Reality TV's impact has been discernible and keeps them on their toes, builders and contractors say.
Homeowners mention products they've seen on these shows, and typically have followed up with Internet research, said remodeling contractor Jay Cipriani, of Cipriani Builders in Woodbury.
That allows his customers "to be able to have an intelligent conversation with us about the job," Cipriani said, which he sees as a good thing for consumer and contractor.
"A customer recently told us that a product that we had been installing the same way for years was being installed incorrectly," he said. "Sure enough, we checked the manufacturer's website, and those instructions had been changed."
Queen Village artist Denise Fike has been on both sides of the TV camera: Her rowhouse was featured in an episode of HGTV's Design Basics and in a never-shown segment of the cable network's short-lived Look What I Did spotlighting her design expertise and husband Lane's carpentry. Also, she used to be a decorating-show devotee.
Now, Fike doesn't see much value in watching, saying that the shows all seem rather "samey" these days.
With the downturn of the housing market, there has been a home-show sea change, it seems.
Design-TV host Angelo Surmelis, whose credits include HGTV's 24 Hour Design and TLC's Clean Sweep, believes the recession shifted the focus of many programs away from the "flipping houses to get rich" strategies that more than a few viewers got caught up in.
"A lot of people . . . learned the hard way that if renovating to flip was not their M.O., and if they didn't have deep pockets like the professionals, they'd fail," Surmelis said. "They discovered that it is harder than it looks, especially if they are over their heads at the start.
"People are now homebodies and have found that these same quick tips can add value to their home and their lives," he said.
Williams sees this attitude among home buyers, "that they can do such and such with a room as they have seen on the TV shows. It has made some people able to see past what is in a home now and what the potential is."
Home shows come and go, yet the venerable This Old House, which debuted in 1979, still grinds out 26 episodes a season.
Do-it-yourself shows have been around since TV's beginning, but until the cable-network explosion of the 1990s, TOH had little competition.

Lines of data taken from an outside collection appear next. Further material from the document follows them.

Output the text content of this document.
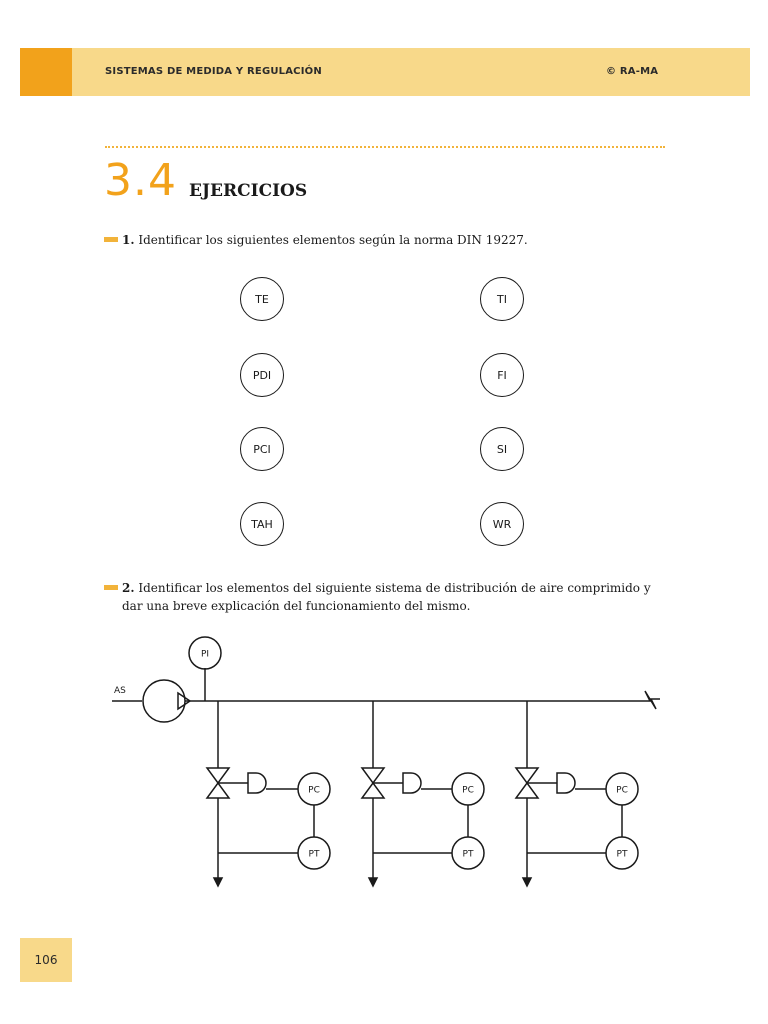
SISTEMAS DE MEDIDA Y REGULACIÓN	© RA-MA
3.4 EJERCICIOS
1. Identificar los siguientes elementos según la norma DIN 19227.
TE	TI
PDI	FI
PCI	SI
TAH	WR
2. Identificar los elementos del siguiente sistema de distribución de aire comprimido y
dar una breve explicación del funcionamiento del mismo.
AS
PI
PC
PT
PC
PT
PC
PT
106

Its original premise, to buy and renovate houses to offer how-to lessons for viewers, was switched to using real homeowners and contractors.
One difference between TOH and current shows is the way a project's drama is presented, said former producer-turned-renovation consultant Bruce Irving.
"In This Old House, the drama of the project unfolded slowly and steadily," said Irving. "Now, the drama comes quickly and loudly. . . . Time-lapse photography and, Ta-da!, it is done."
Extreme Makeover: Home Edition has contributed to the idea that anything is possible in an hour, the experts say.
"Customers ask us jokingly if we can renovate their house just as fast," Cipriani said. "We say we can do it in a week, but you're not going to like the outcome."